Sea turtle nesting sites destroyed by beach vacationers – Alabama authorities urge caution
Sea turtle nesting sites destroyed by beach vacationers – Alabama authorities urge caution

A photo circulating on social media of a sea turtle on a beach in Alabama has caused outrage.

The image shows a large sea turtle that came to shore to nest on the Fourth of July. It never laid its eggs after being surrounded by a group of people who flashed lights at it, says Shannon Holbrook, fish and wildlife biologist with the Alabama Ecological Services Field Office.

“They see this amazing animal coming out of the water. They’re so excited. Everyone has a cell phone.

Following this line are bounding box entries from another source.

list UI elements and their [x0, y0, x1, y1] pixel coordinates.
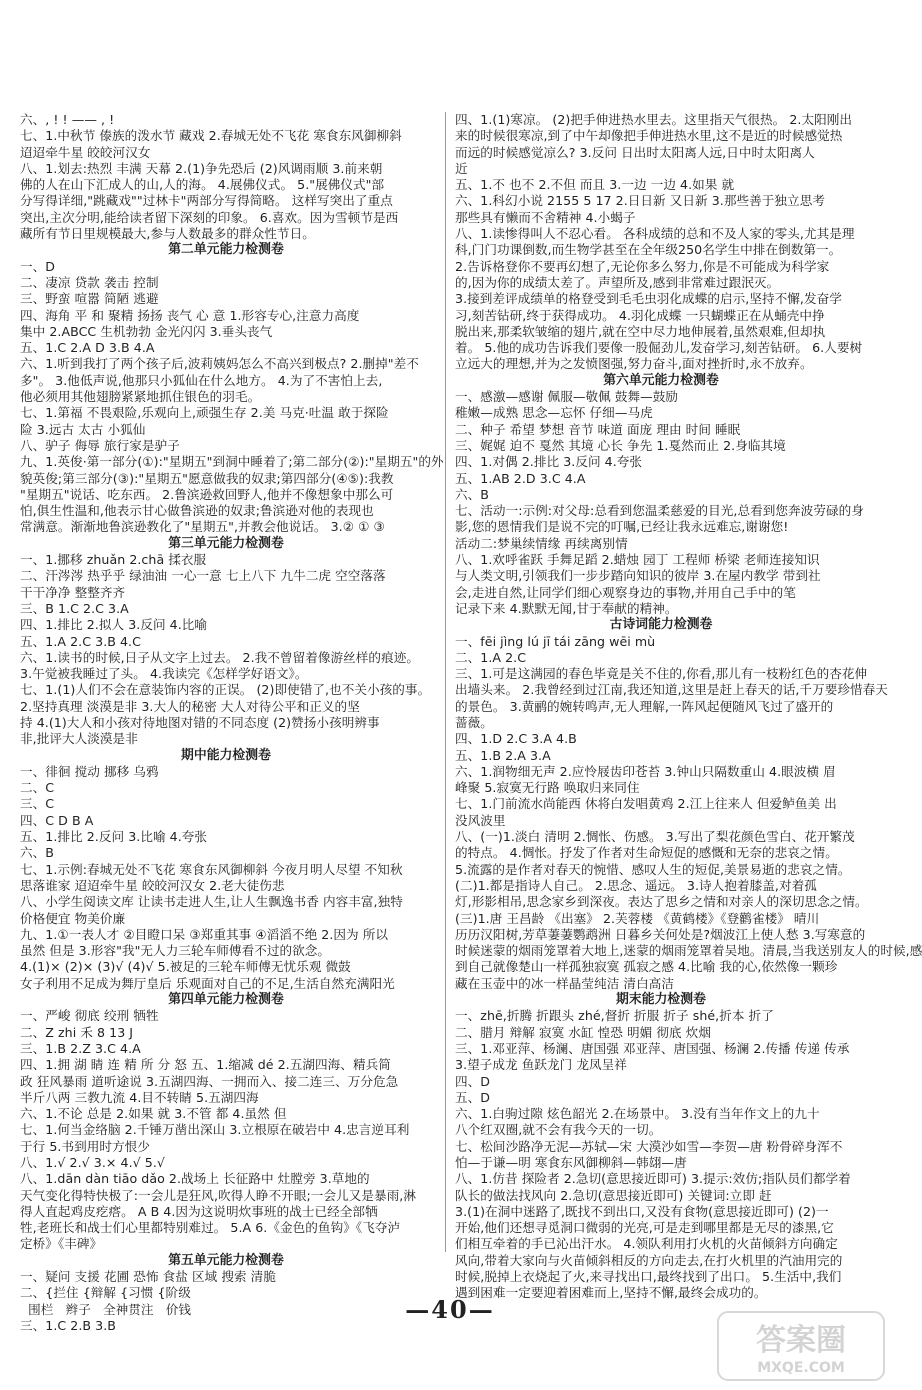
answer-line: 科,门门功课倒数,而生物学甚至在全年级250名学生中排在倒数第一。	[455, 242, 842, 258]
answer-line: 近	[455, 160, 468, 176]
answer-line: 三、野蛮 喧嚣 简陋 逃避	[20, 291, 159, 307]
answer-line: 六、1.科幻小说 2155 5 17 2.日日新 又日新 3.那些善于独立思考	[455, 193, 825, 209]
answer-line: 八、1.√ 2.√ 3.× 4.√ 5.√	[20, 1155, 165, 1170]
answer-line: 貌英俊;第三部分(③):"星期五"愿意做我的奴隶;第四部分(④⑤):我教	[20, 470, 394, 486]
answer-line: 四、C D B A	[20, 812, 94, 828]
answer-line: 立远大的理想,并为之发愤图强,努力奋斗,面对挫折时,永不放弃。	[455, 356, 813, 372]
answer-line: 女子利用不足成为舞厅皇后 乐观面对自己的不足,生活自然充满阳光	[20, 975, 395, 991]
answer-line: 思落谁家 迢迢牵牛星 皎皎河汉女 2.老大徒伤悲	[20, 877, 285, 893]
answer-line: 八、1.dān dàn tiāo dǎo 2.战场上 长征路中 灶膛旁 3.草地的	[20, 1171, 370, 1187]
answer-line: 出墙头来。 2.我曾经到过江南,我还知道,这里是赶上春天的话,千万要珍惜春天	[455, 682, 888, 698]
section-heading: 第二单元能力检测卷	[168, 242, 284, 258]
answer-line: 集中 2.ABCC 生机勃勃 金光闪闪 3.垂头丧气	[20, 323, 273, 339]
answer-line: 六、B	[455, 486, 489, 502]
answer-line: 六、1.读书的时候,日子从文字上过去。 2.我不曾留着像游丝样的痕迹。	[20, 649, 420, 665]
answer-line: 4.(1)× (2)× (3)√ (4)√ 5.被足的三轮车师傅无忧乐观 微鼓	[20, 959, 351, 975]
answer-line: 五、1.不 也不 2.不但 而且 3.一边 一边 4.如果 就	[455, 177, 735, 193]
answer-line: 六、1.润物细无声 2.应怜屐齿印苍苔 3.钟山只隔数重山 4.眼波横 眉	[455, 763, 836, 779]
answer-line: 七、1.第福 不畏艰险,乐观向上,顽强生存 2.美 马克·吐温 敢于探险	[20, 405, 389, 421]
answer-line: 与人类文明,引领我们一步步踏向知识的彼岸 3.在屋内教学 带到社	[455, 568, 821, 584]
answer-line: 的,因为你的成绩太差了。声望所及,感到非常难过跟泯灭。	[455, 274, 780, 290]
answer-line: 一、徘徊 搅动 挪移 乌鸦	[20, 763, 159, 779]
answer-line: 遇到困难一定要迎着困难而上,坚持不懈,最终会成功的。	[455, 1285, 767, 1301]
answer-line: 二、{拦住 {辩解 {习惯 {阶级	[20, 1285, 191, 1301]
answer-line: 定桥》《丰碑》	[20, 1236, 103, 1252]
answer-line: 四、D	[455, 1073, 491, 1089]
answer-line: 3.望子成龙 鱼跃龙门 龙凤呈祥	[455, 1057, 627, 1073]
answer-line: 六、, ! ! —— , !	[20, 112, 115, 127]
answer-line: 牲,老班长和战士们心里都特别难过。 5.A 6.《金色的鱼钩》《飞夺泸	[20, 1220, 401, 1236]
answer-line: 佛的人在山下汇成人的山,人的海。 4.展佛仪式。 5."展佛仪式"部	[20, 177, 385, 193]
answer-line: (二)1.都是指诗人自己。 2.思念、遥远。 3.诗人抱着膝盖,对着孤	[455, 877, 817, 893]
answer-line: 常满意。渐渐地鲁滨逊教化了"星期五",并教会他说话。 3.② ① ③	[20, 519, 385, 535]
answer-line: 七、1.中秋节 傣族的泼水节 藏戏 2.春城无处不飞花 寒食东风御柳斜	[20, 128, 402, 144]
answer-line: 3.接到差评成绩单的格登受到毛毛虫羽化成蝶的启示,坚持不懈,发奋学	[455, 291, 842, 307]
answer-line: 一、1.挪移 zhuǎn 2.chā 揉衣服	[20, 552, 207, 568]
answer-line: 七、松间沙路净无泥—苏轼—宋 大漠沙如雪—李贺—唐 粉骨碎身浑不	[455, 1138, 843, 1154]
answer-line: 五、1.C 2.A D 3.B 4.A	[20, 340, 155, 356]
answer-line: 五、D	[455, 1089, 491, 1105]
column-divider	[445, 112, 446, 1252]
answer-line: (三)1.唐 王昌龄 《出塞》 2.芙蓉楼 《黄鹤楼》《登鹳雀楼》 晴川	[455, 910, 820, 926]
answer-line: 天气变化得特快极了:一会儿是狂风,吹得人睁不开眼;一会儿又是暴雨,淋	[20, 1187, 417, 1203]
answer-line: 3.(1)在洞中迷路了,既找不到出口,又没有食物(意思接近即可) (2)一	[455, 1203, 829, 1219]
answer-line: 九、1.英俊·第一部分(①):"星期五"到洞中睡着了;第二部分(②):"星期五"的外	[20, 454, 444, 470]
section-heading: 古诗词能力检测卷	[609, 617, 713, 633]
answer-line: 藏在玉壶中的冰一样晶莹纯洁 清白高洁	[455, 975, 674, 991]
answer-line: 围栏 辫子 全神贯注 价钱	[20, 1301, 192, 1317]
answer-line: 一、感激—感谢 佩服—敬佩 鼓舞—鼓励	[455, 389, 679, 405]
section-heading: 第六单元能力检测卷	[603, 372, 719, 388]
answer-line: 持 4.(1)大人和小孩对待地图对错的不同态度 (2)赞扬小孩明辨事	[20, 714, 380, 730]
answer-line: 得人直起鸡皮疙瘩。 A B 4.因为这说明炊事班的战士已经全部牺	[20, 1203, 378, 1219]
answer-line: 一、D	[20, 258, 56, 274]
answer-line: 二、腊月 辩解 寂寞 水缸 惶恐 明媚 彻底 炊烟	[455, 1024, 711, 1040]
answer-line: 六、1.白驹过隙 炫色韶光 2.在场景中。 3.没有当年作文上的九十	[455, 1106, 820, 1122]
answer-line: 八、1.划去:热烈 丰满 天幕 2.(1)争先恐后 (2)风调雨顺 3.前来朝	[20, 160, 383, 176]
answer-line: 迢迢牵牛星 皎皎河汉女	[20, 144, 151, 160]
answer-line: 八、1.仿昔 探险者 2.急切(意思接近即可) 3.提示:效仿;指队员们都学着	[455, 1171, 851, 1187]
answer-line: 记录下来 4.默默无闻,甘于奉献的精神。	[455, 600, 678, 616]
answer-line: 七、1.(1)人们不会在意装饰内容的正误。 (2)即使错了,也不关小孩的事。	[20, 682, 431, 698]
answer-line: 五、1.A 2.C 3.B 4.C	[20, 633, 141, 649]
answer-line: 2.坚持真理 淡漠是非 3.大人的秘密 大人对待公平和正义的坚	[20, 698, 360, 714]
answer-line: 二、凄凉 贷款 袭击 控制	[20, 274, 159, 290]
answer-line: 一、fēi jìng lú jī tái zāng wēi mù	[455, 633, 656, 649]
answer-line: 四、1.D 2.C 3.A 4.B	[455, 731, 577, 747]
answer-line: 2.告诉格登你不要再幻想了,无论你多么努力,你是不可能成为科学家	[455, 258, 830, 274]
answer-line: 习,刻苦钻研,终于获得成功。 4.羽化成蝶 一只蝴蝶正在从蛹壳中挣	[455, 307, 825, 323]
answer-line: 峰聚 5.寂寞无行路 唤取归来同住	[455, 780, 640, 796]
answer-line: 八、驴子 侮辱 旅行家是驴子	[20, 437, 180, 453]
answer-line: 们相互牵着的手已沁出汗水。 4.领队利用打火机的火苗倾斜方向确定	[455, 1236, 838, 1252]
answer-line: 于行 5.书到用时方恨少	[20, 1138, 150, 1154]
answer-line: 七、1.何当金络脑 2.千锤万凿出深山 3.立根原在破岩中 4.忠言逆耳利	[20, 1122, 410, 1138]
answer-line: 八、1.欢呼雀跃 手舞足蹈 2.蜡烛 园丁 工程师 桥梁 老师连接知识	[455, 552, 820, 568]
answer-line: 的特点。 4.惆怅。抒发了作者对生命短促的感慨和无奈的悲哀之情。	[455, 845, 838, 861]
answer-line: 他必须用其他翅膀紧紧地抓住银色的羽毛。	[20, 389, 261, 405]
answer-line: 5.流露的是作者对春天的惋惜、感叹人生的短促,美景易逝的悲哀之情。	[455, 861, 851, 877]
answer-line: 的景色。 3.黄鹂的婉转鸣声,无人理解,一阵风起便随风飞过了盛开的	[455, 698, 834, 714]
section-heading: 第五单元能力检测卷	[168, 1252, 284, 1268]
answer-line: 一、zhē,折腾 折跟头 zhé,督折 折服 折子 shé,折本 折了	[455, 1008, 774, 1024]
answer-line: 一、严峻 彻底 绞刑 牺牲	[20, 1008, 159, 1024]
answer-line: 风向,带着大家向与火苗倾斜相反的方向走去,在打火机里的汽油用完的	[455, 1252, 843, 1268]
answer-line: 开始,他们还想寻觅洞口微弱的光亮,可是走到哪里都是无尽的漆黑,它	[455, 1220, 834, 1236]
page-number: —40—	[405, 1295, 495, 1324]
answer-line: 半斤八两 三教九流 4.目不转睛 5.五湖四海	[20, 1089, 259, 1105]
answer-line: 六、B	[20, 845, 54, 861]
watermark-url: MXQE.COM	[757, 1360, 845, 1376]
answer-line: 3.午觉被我睡过了头。 4.我读完《怎样学好语文》。	[20, 666, 308, 682]
answer-line: 五、1.排比 2.反问 3.比喻 4.夸张	[20, 829, 208, 845]
section-heading: 第四单元能力检测卷	[168, 992, 284, 1008]
answer-line: 险 3.远古 太古 小狐仙	[20, 421, 146, 437]
answer-line: 怕,俱生性温和,他表示甘心做鲁滨逊的奴隶;鲁滨逊对他的表现也	[20, 503, 374, 519]
answer-line: 三、B 1.C 2.C 3.A	[20, 600, 129, 616]
answer-line: 没风波里	[455, 812, 506, 828]
right-column	[455, 112, 922, 1302]
answer-line: 蔷薇。	[455, 714, 493, 730]
answer-line: 六、1.不论 总是 2.如果 就 3.不管 都 4.虽然 但	[20, 1106, 287, 1122]
answer-line: 八个红双圈,就不会有我今天的一切。	[455, 1122, 662, 1138]
answer-line: 三、娓娓 迫不 戛然 其境 心长 争先 1.戛然而止 2.身临其境	[455, 437, 786, 453]
answer-line: 非,批评大人淡漠是非	[20, 731, 138, 747]
answer-line: 七、活动一:示例:对父母:总看到您温柔慈爱的目光,总看到您奔波劳碌的身	[455, 503, 864, 519]
answer-line: 三、1.C 2.B 3.B	[20, 1317, 116, 1333]
answer-line: 七、1.门前流水尚能西 休将白发唱黄鸡 2.江上往来人 但爱鲈鱼美 出	[455, 796, 837, 812]
answer-line: 四、1.排比 2.拟人 3.反问 4.比喻	[20, 617, 208, 633]
section-heading: 第三单元能力检测卷	[168, 535, 284, 551]
answer-line: 队长的做法找风向 2.急切(意思接近即可) 关键词:立即 赶	[455, 1187, 772, 1203]
answer-line: 怕—于谦—明 寒食东风御柳斜—韩翃—唐	[455, 1155, 687, 1170]
answer-line: 干干净净 整整齐齐	[20, 584, 126, 600]
left-column	[20, 112, 444, 1334]
section-heading: 期末能力检测卷	[616, 992, 706, 1008]
watermark-logo	[716, 1310, 886, 1382]
answer-line: 脱出来,那柔软皱缩的翅片,就在空中尽力地伸展着,虽然艰难,但却执	[455, 323, 826, 339]
answer-line: 二、汗涔涔 热乎乎 绿油油 一心一意 七上八下 九牛二虎 空空落落	[20, 568, 386, 584]
answer-line: 九、1.①一表人才 ②目瞪口呆 ③郑重其事 ④滔滔不绝 2.因为 所以	[20, 926, 389, 942]
answer-line: "星期五"说话、吃东西。 2.鲁滨逊救回野人,他并不像想象中那么可	[20, 486, 394, 502]
answer-line: 而远的时候感觉凉么? 3.反问 日出时太阳离人远,日中时太阳离人	[455, 144, 815, 160]
answer-line: 四、1.(1)寒凉。 (2)把手伸进热水里去。这里指天气很热。 2.太阳刚出	[455, 112, 853, 127]
answer-line: 政 狂风暴雨 道听途说 3.五湖四海、一拥而入、接二连三、万分危急	[20, 1073, 399, 1089]
answer-line: 四、1.对偶 2.排比 3.反问 4.夸张	[455, 454, 643, 470]
answer-line: 来的时候很寒凉,到了中午却像把手伸进热水里,这不是近的时候感觉热	[455, 128, 843, 144]
answer-line: 时候,脱掉上衣烧起了火,来寻找出口,最终找到了出口。 5.生活中,我们	[455, 1269, 842, 1285]
answer-line: 稚嫩—成熟 思念—忘怀 仔细—马虎	[455, 405, 653, 421]
answer-line: 会,走进自然,让同学们细心观察身边的事物,并用自己手中的笔	[455, 584, 796, 600]
answer-line: 活动二:梦巢续情缘 再续离别情	[455, 535, 628, 551]
answer-line: 灯,形影相吊,思念家乡到深夜。表达了思乡之情和对亲人的深切思念之情。	[455, 894, 868, 910]
answer-line: 影,您的恩情我们是说不完的叮嘱,已经让我永远难忘,谢谢您!	[455, 519, 789, 535]
answer-line: 三、C	[20, 796, 55, 812]
answer-line: 八、小学生阅读文库 让读书走进人生,让人生飘逸书香 内容丰富,独特	[20, 894, 403, 910]
answer-line: 三、1.邓亚萍、杨澜、唐国强 邓亚萍、唐国强、杨澜 2.传播 传递 传承	[455, 1040, 850, 1056]
answer-line: 藏所有节日里规模最大,参与人数最多的群众性节日。	[20, 226, 315, 242]
answer-line: 四、海角 平 和 聚精 扬扬 丧气 心 意 1.形容专心,注意力高度	[20, 307, 360, 323]
answer-line: 二、1.A 2.C	[455, 649, 527, 665]
answer-line: 突出,主次分明,能给读者留下深刻的印象。 6.喜欢。因为雪顿节是西	[20, 209, 399, 225]
answer-line: 五、1.AB 2.D 3.C 4.A	[455, 470, 586, 486]
answer-line: 五、1.B 2.A 3.A	[455, 747, 551, 763]
answer-line: 虽然 但是 3.形容"我"无人力三轮车师傅看不过的欲念。	[20, 943, 331, 959]
answer-line: 八、1.读惨得叫人不忍心看。 各科成绩的总和不及人家的零头,尤其是理	[455, 226, 855, 242]
answer-line: 时候迷蒙的烟雨笼罩着大地上,迷蒙的烟雨笼罩着吴地。清晨,当我送别友人的时候,感	[455, 943, 922, 959]
answer-line: 多"。 3.他低声说,他那只小狐仙在什么地方。 4.为了不害怕上去,	[20, 372, 383, 388]
answer-line: 二、C	[20, 780, 55, 796]
section-heading: 期中能力检测卷	[181, 747, 271, 763]
answer-line: 着。 5.他的成功告诉我们要像一股倔劲儿,发奋学习,刻苦钻研。 6.人要树	[455, 340, 863, 356]
answer-line: 一、疑问 支援 花圃 恐怖 食盐 区域 搜索 清脆	[20, 1269, 276, 1285]
watermark-text: 答案圈	[756, 1323, 846, 1358]
answer-line: 七、1.示例:春城无处不飞花 寒食东风御柳斜 今夜月明人尽望 不知秋	[20, 861, 403, 877]
answer-line: 分写得详细,"跳藏戏""过林卡"两部分写得简略。 这样写突出了重点	[20, 193, 393, 209]
answer-line: 历历汉阳树,芳草萋萋鹦鹉洲 日暮乡关何处是?烟波江上使人愁 3.写寒意的	[455, 926, 866, 942]
answer-line: 六、1.听到我打了两个孩子后,波莉姨妈怎么不高兴到极点? 2.删掉"差不	[20, 356, 419, 372]
answer-line: 三、1.可是这满园的春色毕竟是关不住的,你看,那儿有一枝粉红色的杏花伸	[455, 666, 868, 682]
answer-line: 八、(一)1.淡白 清明 2.惆怅、伤感。 3.写出了梨花颜色雪白、花开繁茂	[455, 829, 855, 845]
answer-line: 价格便宜 物美价廉	[20, 910, 126, 926]
answer-line: 那些具有懒而不舍精神 4.小蝎子	[455, 209, 636, 225]
answer-line: 二、种子 希望 梦想 音节 味道 面庞 理由 时间 睡眠	[455, 421, 741, 437]
answer-line: 四、1.拥 湖 睛 连 精 所 分 怒 五、1.缩减 dé 2.五湖四海、精兵简	[20, 1057, 391, 1073]
answer-line: 三、1.B 2.Z 3.C 4.A	[20, 1040, 141, 1056]
answer-line: 到自己就像楚山一样孤独寂寞 孤寂之感 4.比喻 我的心,依然像一颗珍	[455, 959, 838, 975]
answer-line: 二、Z zhi 禾 8 13 J	[20, 1024, 134, 1040]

They want to take a picture and follow it. They’re so eager to witness this incredible experience and they don’t realize that this is really disturbing the sea turtle,” Holbrook said.

Most people who live along the Gulf Coast know the effects artificial light can have on sea turtles. It can disorient hatchlings on their way to the ocean and disturb brooding mothers. Holbrook believes many of the people seen in the photo probably had no idea they were doing anything wrong.

“Whenever you shine a light on her or get too close and make a lot of noise, she just says, ‘Forget it,’ turns around and goes back to the water,” she said.

Unfortunately, Holbrook says the sea turtle returning to the ocean without laying its eggs could mean it dropped the clutch into the water. The Alabama Ecological Services Field Office recognized that this incident was an opportunity to educate others.

“One of my jobs that I’ve been working on for some time is to educate people about this. All sea turtles are protected under the Endangered Species Act, so we try to do everything we can,” Holbrook said.

According to the Alabama Coastal Foundation, the organization that monitors sea turtle nests along the coast, there are three species of sea turtles that nest on Alabama’s coast: green sea turtles, Atlantic ridley turtles and loggerhead turtles, like the one pictured. From May through October, beachgoers should be on the lookout for nesting sea turtles.

“Stay ten meters back. Just give her some space. Turn off the lights, no light is best for the sea turtle, and just watch.”

In 2023, seven adult female sea turtles became disoriented due to artificial lighting, according to the ACF.